3,3 Milliarden sind eine wirklich stolze Summe. Die Bundesliga lebt im Vergleich dazu den Schalke-Modus. Nur 1,3 Milliarden Euro Fernsehgeld bekommt sie pro Jahr aus In- und Ausland. Das würde gerade so für einen (!) Kader von Manchester City reichen.
Warum das so ist? Ganz einfach: Weil die Engländer schlauer sind als wir. Dort gelten die Regeln der Marktwirtschaft, bei uns die der Vereinsmeierei. England ist Amazon, wir sind Kaninchenzüchterverband. Im Klartext: In der Premier League sind Investoren erlaubt (wie halt in allen anderen Bereichen des Lebens auch) und die Mannschaften entsprechend attraktiv besetzt.
Natürlich will ich keine windigen Oligarchen oder Diktatoren nach Deutschland locken. Aber man könnte es ja mit einem Anforderungskatalog für Bundesliga-Investoren versuchen: „Sollte schon mal eine Wahlkabine von innen gesehen haben“. Oder: „Darf daheim niemandem die Rübe abhauen“.
Helfen würde auch, wenn sich die Bayern-Verfolger zusammenreißen könnten. Was die Bundesliga braucht, ist Spannung. Welcher TV-Sender macht Milliarden locker, wenn er bereits im August „Wir gratulieren dem FC Bayern München zur kommenden Meisterschaft“ einblenden kann? Wenn also immer derselbe Verein gewinnt, weil die anderen zu doof sind.
Seit 2010 haben in der Premier League fünf verschiedene Klubs die Trophy geholt. An der Tabellenspitze der Bundesliga herrschte in diesem Zeitraum eine Artenvielfalt wie im Ganges 200 Meter hinter einer indischen Chemiefabrik. Zwölfmal gewannen die Bayern, zweimal der BVB, ansonsten tote Hose.
Die Bundesliga war einst Top of the Pops, die Premier League vor 35 Jahren am Boden. Es gab damals sogar eine Saison, in der überhaupt kein erstklassiger Fußball übertragen werden konnte, weil niemand auch nur ein paar lausige Pfund bot. Inzwischen haben uns die Engländer krasser überholt als Leroy Sané Mats Hummels.
Was braucht es, um die Bundesliga wieder zur stärksten und reichsten der Welt zu machen? Klar, mehr Geld, also bessere Spieler. Wenn bei uns Stand heute ein Profi den Durchbruch schafft, klebt schon während des Interviews in den Stadionkatakomben ein Preisschild auf seinem Rücken. Nix wie weg, flüstert sein Berater, England oder Spanien, Hauptsache Italien!

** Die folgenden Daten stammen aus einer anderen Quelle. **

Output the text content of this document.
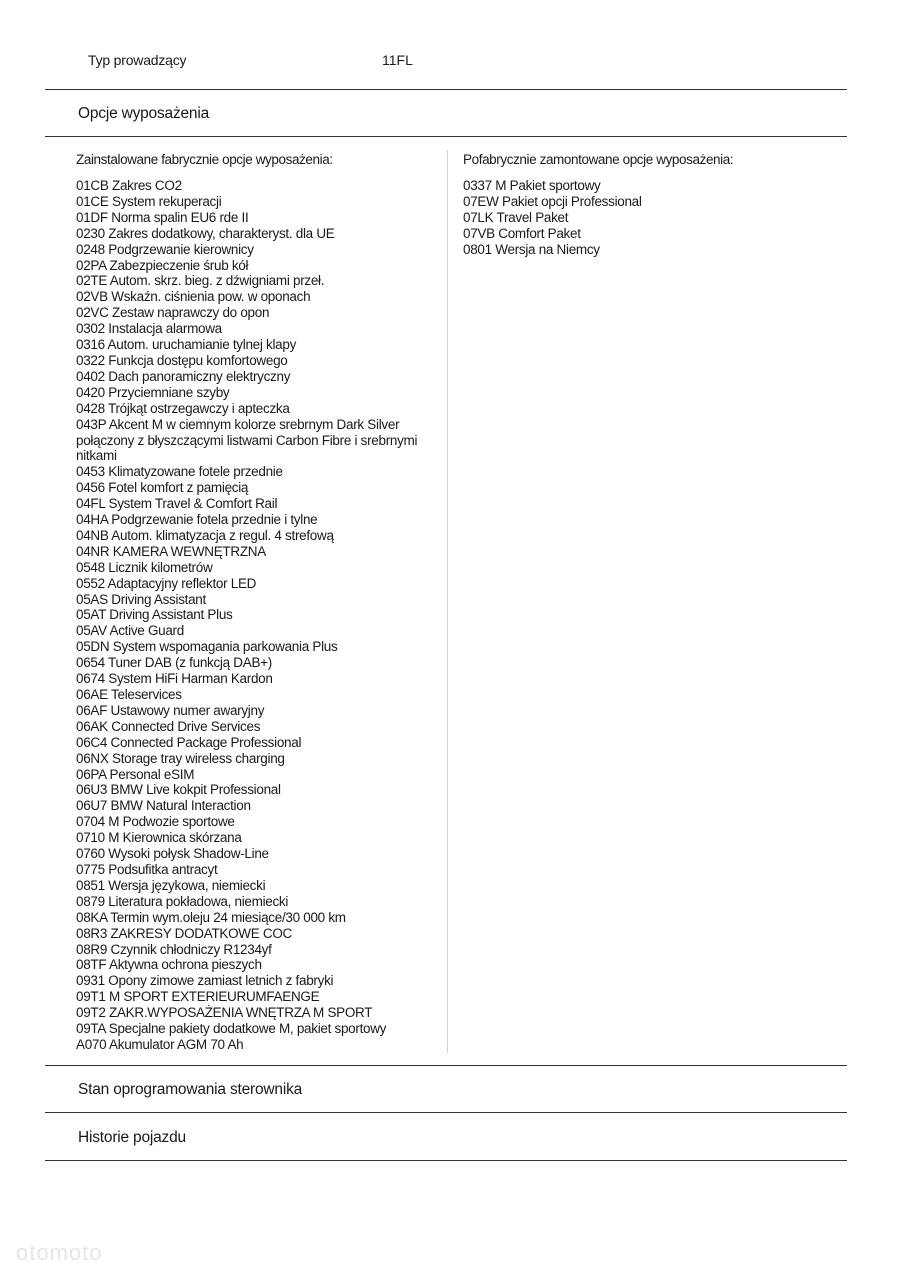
Typ prowadzący	11FL
Opcje wyposażenia
Zainstalowane fabrycznie opcje wyposażenia:	Pofabrycznie zamontowane opcje wyposażenia:
01CB Zakres CO2
01CE System rekuperacji
01DF Norma spalin EU6 rde II
0230 Zakres dodatkowy, charakteryst. dla UE
0248 Podgrzewanie kierownicy
02PA Zabezpieczenie śrub kół
02TE Autom. skrz. bieg. z dźwigniami przeł.
02VB Wskaźn. ciśnienia pow. w oponach
02VC Zestaw naprawczy do opon
0302 Instalacja alarmowa
0316 Autom. uruchamianie tylnej klapy
0322 Funkcja dostępu komfortowego
0402 Dach panoramiczny elektryczny
0420 Przyciemniane szyby
0428 Trójkąt ostrzegawczy i apteczka
043P Akcent M w ciemnym kolorze srebrnym Dark Silver połączony z błyszczącymi listwami Carbon Fibre i srebrnymi nitkami
0453 Klimatyzowane fotele przednie
0456 Fotel komfort z pamięcią
04FL System Travel & Comfort Rail
04HA Podgrzewanie fotela przednie i tylne
04NB Autom. klimatyzacja z regul. 4 strefową
04NR KAMERA WEWNĘTRZNA
0548 Licznik kilometrów
0552 Adaptacyjny reflektor LED
05AS Driving Assistant
05AT Driving Assistant Plus
05AV Active Guard
05DN System wspomagania parkowania Plus
0654 Tuner DAB (z funkcją DAB+)
0674 System HiFi Harman Kardon
06AE Teleservices
06AF Ustawowy numer awaryjny
06AK Connected Drive Services
06C4 Connected Package Professional
06NX Storage tray wireless charging
06PA Personal eSIM
06U3 BMW Live kokpit Professional
06U7 BMW Natural Interaction
0704 M Podwozie sportowe
0710 M Kierownica skórzana
0760 Wysoki połysk Shadow-Line
0775 Podsufitka antracyt
0851 Wersja językowa, niemiecki
0879 Literatura pokładowa, niemiecki
08KA Termin wym.oleju 24 miesiące/30 000 km
08R3 ZAKRESY DODATKOWE COC
08R9 Czynnik chłodniczy R1234yf
08TF Aktywna ochrona pieszych
0931 Opony zimowe zamiast letnich z fabryki
09T1 M SPORT EXTERIEURUMFAENGE
09T2 ZAKR.WYPOSAŻENIA WNĘTRZA M SPORT
09TA Specjalne pakiety dodatkowe M, pakiet sportowy
A070 Akumulator AGM 70 Ah
0337 M Pakiet sportowy
07EW Pakiet opcji Professional
07LK Travel Paket
07VB Comfort Paket
0801 Wersja na Niemcy
Stan oprogramowania sterownika
Historie pojazdu
otomoto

Harry Kane ist die rühmliche Ausnahme, er reiste in die umgekehrte Richtung. Und kam natürlich zum FC Bayern. Die anderen Klubs würden sich für so einen Spieler nicht mal trauen, den Putzdienst ihrer Hausbank anzurufen. Sie suchen lieber Talente, bilden sie aus, und während die Karotte schließlich vor den eigenen Fans hängt, wird schon am Export gearbeitet.
Nein, eine Ausbildungsliga wird niemals 3,3 Milliarden bekommen, aber dafür jede Menge Mitleid. Oder diese Kolumne hier.